The amendment would have empowered licensed physicians and other qualified medical personnel to restrain a patient and arrange for their referral to a treatment facility if they believe that failure to treat the patient would create a likelihood of serious harm. It also would have allowed the superintendent of the treatment facility to file for a commitment order through the courts after the initial holding period.
Massachusetts law currently permits the emergency restraint and hospitalization of individuals who pose a risk of serious harm by reason of mental illness, but not for those suffering from substance abuse. The proposed amendment would have extended the same emergency treatment measures to substance abusers, mirroring language that was included in an opioid abuse bill filed by Governor Charlie Baker last fall.
Representative Lyons said authorizing a three-day commitment procedure for overdose victims is critical to ensuring that they receive proper treatment to help them overcome their addiction. Having such an option available, he noted, would help to break the vicious cycle that results in many overdose victims returning to the same emergency room multiple times.
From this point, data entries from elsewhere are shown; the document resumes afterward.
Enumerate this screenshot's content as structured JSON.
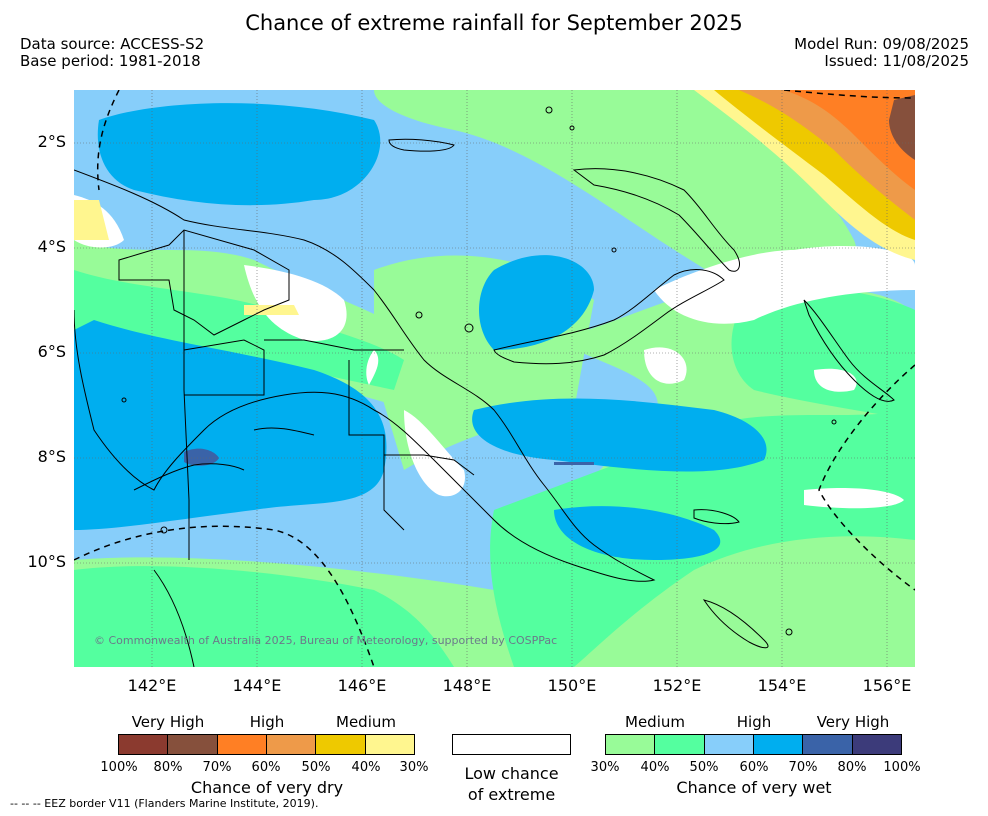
{
  "title": "Chance of extreme rainfall for September 2025",
  "header": {
    "data_source": "Data source: ACCESS-S2",
    "base_period": "Base period: 1981-2018",
    "model_run": "Model Run: 09/08/2025",
    "issued": "Issued: 11/08/2025"
  },
  "map": {
    "lat_labels": [
      "2°S",
      "4°S",
      "6°S",
      "8°S",
      "10°S"
    ],
    "lon_labels": [
      "142°E",
      "144°E",
      "146°E",
      "148°E",
      "150°E",
      "152°E",
      "154°E",
      "156°E"
    ],
    "copyright": "© Commonwealth of Australia 2025, Bureau of Meteorology, supported by COSPPac"
  },
  "legend": {
    "dry": {
      "categories": [
        "Very High",
        "High",
        "Medium"
      ],
      "colors": [
        "#8b3a2f",
        "#86503c",
        "#ff7f24",
        "#ee9a49",
        "#eec900",
        "#fff68f"
      ],
      "ticks": [
        "100%",
        "80%",
        "70%",
        "60%",
        "50%",
        "40%",
        "30%"
      ],
      "title": "Chance of very dry"
    },
    "low": {
      "line1": "Low chance",
      "line2": "of extreme",
      "color": "#ffffff"
    },
    "wet": {
      "categories": [
        "Medium",
        "High",
        "Very High"
      ],
      "colors": [
        "#98fb98",
        "#54ff9f",
        "#87cefa",
        "#00aeef",
        "#3a63a8",
        "#3c3b7a"
      ],
      "ticks": [
        "30%",
        "40%",
        "50%",
        "60%",
        "70%",
        "80%",
        "100%"
      ],
      "title": "Chance of very wet"
    }
  },
  "footnote": "--  --  -- EEZ border V11 (Flanders Marine Institute, 2019)."
}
“When Governor Baker first filed his comprehensive plan, one of the key tenants of the proposal was the need to disrupt the cycle of addiction that was driving the overdoses across our state. The 72 hour hold would have done much to disrupt that cycle,” commented Lyons. “While I’m disappointed that the House wasn’t able to reach a consensus on this idea, I will continue to work with both sides of the aisle on possible solutions to ending this terrible epidemic in the Commonwealth.”
The House bill also:
- - limits first-time opiate prescriptions for adult outpatient use to a 7-day supply, while limiting all such prescriptions for minors to a 7-day supply;
- - requires insurers to provide coverage for mandatory “substance abuse evaluations” to be performed within 24 hours of a patient arriving at a hospital or satellite emergency facility after suffering from an apparent overdose, and for patients who have recently received Naloxone;
- - establishes a voluntary non-opiate directive form, which will allow patients to have a note inserted in their medical records and in the PMP stating they should not be offered opiate medications;
- - requires the Department of Elementary and Secondary Education, in consultation with DPH, to post recommendations on its website providing guidance to public and charter schools for developing and implementing effective substance use prevention and abuse education policies, which will be reviewed and updated on a regular basis to reflect best practices; and
- - requires that education materials relative to opiate misuse and abuse be provided to student athletes through the head injury safety training program, which is mandatory for all public schools subject to MIAA rules.
The bill now heads to the Senate for further action.